COLLECTIVE POLICING KITS:
The major functional kits expected to be in
their best forms are;
i. Police Barracks; ii. Police Stations; iii. Police Cars; iv. Police Motorbikes; v. Police Bicycles; vi. Police Ambulance; vii. Police Phone lines, e-mails (permanent, customized, dedicated,
institutional and not personal phone lines & e-mails) to be shared widely
with the public viii. Police ICT Trackers.
3.
PERSONAL POLICING KITS:
Police kits are inexhaustive because of the
dynamics of crime, However, the regular 21st century policeman bears
on a daily basis, an average of 17 functional personal kits in the line of duty
in developed nations while his/her counterpart in Nigeria has paraded just about
5 of these since I was born. This is without mentioning the additional kits
(helmets, shin guards, tear gas canisters, anti-bomb tools, special weapons,
sniffer dogs etc.) of the various Special Forces units of Police institutions
in the modern era. According to numerous sources, these kits include; i. Duty Uniform (cap, shirt, trouser, footwears); ii. Duty Belt (to hold many accessories); iii. Bullet
proof vest; iv. Flashlight; v. Baton; vi. Handcuff; vii. Body camera; viii. Rubber gloves; ix. Breath
analyzer (for alcohol detection); x. Radio (for
communication); xi. Internet-enabled electronic device xii. Pepper Spray; xiii. Taser gun (to deliver electric shock); xiv. Knife; xv. Ammunition (cartridges, bullets etc.); xvi. Handgun/Pistol holster (gun-holders strapped to belts for safe-holding);
xvii. Handgun/Pistol.
As we prepare for a new Presidential tenure
in 2023 under one of Asiwaju Bola Ahmed Tinubu, Alhaji Atiku
Abubakar, Mr. Peter Obi, Alhaji Rabiu Kwankwanso and other Presidential
aspirants, the development of the Nigerian Policing system should be
scientifically planned and measured. At the end of the tenure of the next
President, some of the indicators of a modern Police Force to be quizzed include;
i. how many personal
policing kits (out of the 17 mentioned earlier) have been added for the regular
Nigerian police officer? ii.
Are they still carrying AK-47 rifles (ordinarily used in war situations)

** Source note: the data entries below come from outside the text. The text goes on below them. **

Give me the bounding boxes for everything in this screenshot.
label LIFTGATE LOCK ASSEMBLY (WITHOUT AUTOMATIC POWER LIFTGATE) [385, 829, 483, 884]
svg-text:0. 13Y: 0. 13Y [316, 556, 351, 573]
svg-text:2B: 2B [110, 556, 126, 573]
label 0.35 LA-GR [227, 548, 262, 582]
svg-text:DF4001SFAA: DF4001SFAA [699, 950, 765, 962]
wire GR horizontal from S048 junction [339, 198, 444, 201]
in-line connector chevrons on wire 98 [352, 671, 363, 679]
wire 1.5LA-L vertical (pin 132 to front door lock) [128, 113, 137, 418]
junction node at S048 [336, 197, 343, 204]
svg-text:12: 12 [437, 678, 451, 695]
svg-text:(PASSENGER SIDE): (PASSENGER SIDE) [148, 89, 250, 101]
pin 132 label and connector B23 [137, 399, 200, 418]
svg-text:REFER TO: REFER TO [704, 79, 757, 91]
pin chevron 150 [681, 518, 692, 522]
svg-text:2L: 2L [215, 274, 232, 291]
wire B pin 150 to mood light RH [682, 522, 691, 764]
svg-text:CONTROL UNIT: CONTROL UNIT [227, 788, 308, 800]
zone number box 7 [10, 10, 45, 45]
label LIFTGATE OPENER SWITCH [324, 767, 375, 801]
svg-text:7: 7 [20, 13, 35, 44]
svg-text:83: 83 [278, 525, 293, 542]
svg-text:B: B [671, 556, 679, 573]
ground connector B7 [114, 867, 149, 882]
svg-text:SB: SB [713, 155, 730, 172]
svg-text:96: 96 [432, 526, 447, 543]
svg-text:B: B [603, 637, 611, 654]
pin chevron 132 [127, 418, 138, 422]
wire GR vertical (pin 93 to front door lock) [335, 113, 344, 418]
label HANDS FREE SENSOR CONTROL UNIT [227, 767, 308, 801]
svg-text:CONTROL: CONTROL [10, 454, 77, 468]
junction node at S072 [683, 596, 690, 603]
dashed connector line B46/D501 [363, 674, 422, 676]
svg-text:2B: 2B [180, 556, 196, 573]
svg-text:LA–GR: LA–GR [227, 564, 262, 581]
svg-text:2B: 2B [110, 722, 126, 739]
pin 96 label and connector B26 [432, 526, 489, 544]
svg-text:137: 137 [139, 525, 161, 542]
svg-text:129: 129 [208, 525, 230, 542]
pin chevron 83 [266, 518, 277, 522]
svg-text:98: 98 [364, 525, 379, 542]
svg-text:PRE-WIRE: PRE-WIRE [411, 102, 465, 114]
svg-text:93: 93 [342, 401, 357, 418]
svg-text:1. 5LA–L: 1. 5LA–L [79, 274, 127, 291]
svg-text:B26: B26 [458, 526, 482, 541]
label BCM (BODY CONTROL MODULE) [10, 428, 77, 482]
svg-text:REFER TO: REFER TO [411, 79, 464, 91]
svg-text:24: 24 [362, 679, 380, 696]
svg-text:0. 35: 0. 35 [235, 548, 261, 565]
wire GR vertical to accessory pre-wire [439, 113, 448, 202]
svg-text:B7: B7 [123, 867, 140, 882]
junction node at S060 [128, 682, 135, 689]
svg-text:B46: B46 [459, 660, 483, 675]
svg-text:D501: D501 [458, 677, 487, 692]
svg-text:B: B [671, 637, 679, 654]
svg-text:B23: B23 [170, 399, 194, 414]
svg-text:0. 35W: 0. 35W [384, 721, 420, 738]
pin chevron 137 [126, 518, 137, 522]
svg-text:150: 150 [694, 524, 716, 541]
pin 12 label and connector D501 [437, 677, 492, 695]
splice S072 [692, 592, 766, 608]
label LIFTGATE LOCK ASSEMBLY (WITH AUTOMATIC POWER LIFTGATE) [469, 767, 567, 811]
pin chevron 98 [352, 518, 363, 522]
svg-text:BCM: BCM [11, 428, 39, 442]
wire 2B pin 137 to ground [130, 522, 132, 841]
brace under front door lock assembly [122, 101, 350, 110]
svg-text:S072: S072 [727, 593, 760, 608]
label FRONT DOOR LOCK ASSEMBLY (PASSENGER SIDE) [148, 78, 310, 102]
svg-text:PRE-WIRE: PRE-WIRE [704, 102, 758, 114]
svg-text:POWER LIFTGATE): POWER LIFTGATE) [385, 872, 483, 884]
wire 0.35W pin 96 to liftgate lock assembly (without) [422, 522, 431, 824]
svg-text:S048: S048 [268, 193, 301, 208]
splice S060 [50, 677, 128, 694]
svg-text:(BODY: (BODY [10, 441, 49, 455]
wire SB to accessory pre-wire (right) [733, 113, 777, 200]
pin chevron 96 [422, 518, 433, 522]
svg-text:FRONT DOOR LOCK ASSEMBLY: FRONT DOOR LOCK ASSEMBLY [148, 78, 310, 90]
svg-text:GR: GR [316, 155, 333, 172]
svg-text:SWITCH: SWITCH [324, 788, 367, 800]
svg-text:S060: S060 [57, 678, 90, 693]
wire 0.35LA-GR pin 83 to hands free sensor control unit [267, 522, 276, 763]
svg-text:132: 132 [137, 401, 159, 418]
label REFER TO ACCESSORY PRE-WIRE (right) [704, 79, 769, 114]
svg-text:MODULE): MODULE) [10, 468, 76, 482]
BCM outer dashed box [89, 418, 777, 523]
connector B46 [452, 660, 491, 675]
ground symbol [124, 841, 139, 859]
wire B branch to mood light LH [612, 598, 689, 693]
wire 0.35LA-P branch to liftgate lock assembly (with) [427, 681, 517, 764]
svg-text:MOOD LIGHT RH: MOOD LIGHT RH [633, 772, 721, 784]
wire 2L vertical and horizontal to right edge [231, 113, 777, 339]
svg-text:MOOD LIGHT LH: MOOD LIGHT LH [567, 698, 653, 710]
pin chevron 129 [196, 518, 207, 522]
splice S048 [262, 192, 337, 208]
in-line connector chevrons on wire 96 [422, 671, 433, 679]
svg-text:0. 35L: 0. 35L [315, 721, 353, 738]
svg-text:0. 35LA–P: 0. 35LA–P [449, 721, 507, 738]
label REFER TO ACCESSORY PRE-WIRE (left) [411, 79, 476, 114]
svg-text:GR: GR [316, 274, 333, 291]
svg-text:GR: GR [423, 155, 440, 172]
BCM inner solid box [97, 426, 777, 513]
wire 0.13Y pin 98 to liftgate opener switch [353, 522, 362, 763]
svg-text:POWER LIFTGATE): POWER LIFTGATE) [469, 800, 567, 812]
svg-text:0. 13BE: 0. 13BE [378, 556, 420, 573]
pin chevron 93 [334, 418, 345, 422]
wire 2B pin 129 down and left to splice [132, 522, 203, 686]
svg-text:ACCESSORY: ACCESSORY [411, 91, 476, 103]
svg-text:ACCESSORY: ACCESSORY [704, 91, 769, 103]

as the regular firearm or the standard policing operation has been altered to
pistols/handguns? iii. Has
the constitution been revised (or a new constitution adopted) to legally
recognize State Police? iv. What
percentage of the Federal Government’s budget is allocated to funding the
Federal Police Force in Nigeria? We shall take stock at the appropriate time.
Finally,
I encourage all well-meaning Governors like those of the Southwest region to
consider kitting out in their respective States, the recent ‘children of
necessity’ (like the Amotekun Corps) with the constitutionally-permissible
professional policing kits out of the seventeen above-listed, in preparation
for State Police. That is how to build a modern and effective policing system for communal safety and forestall more contemporary calls like that
made by Governor Bello Matawalle of Zamfara State to agonizing but ‘untrained’
citizens to bear firearms for self-protection. I rest my case.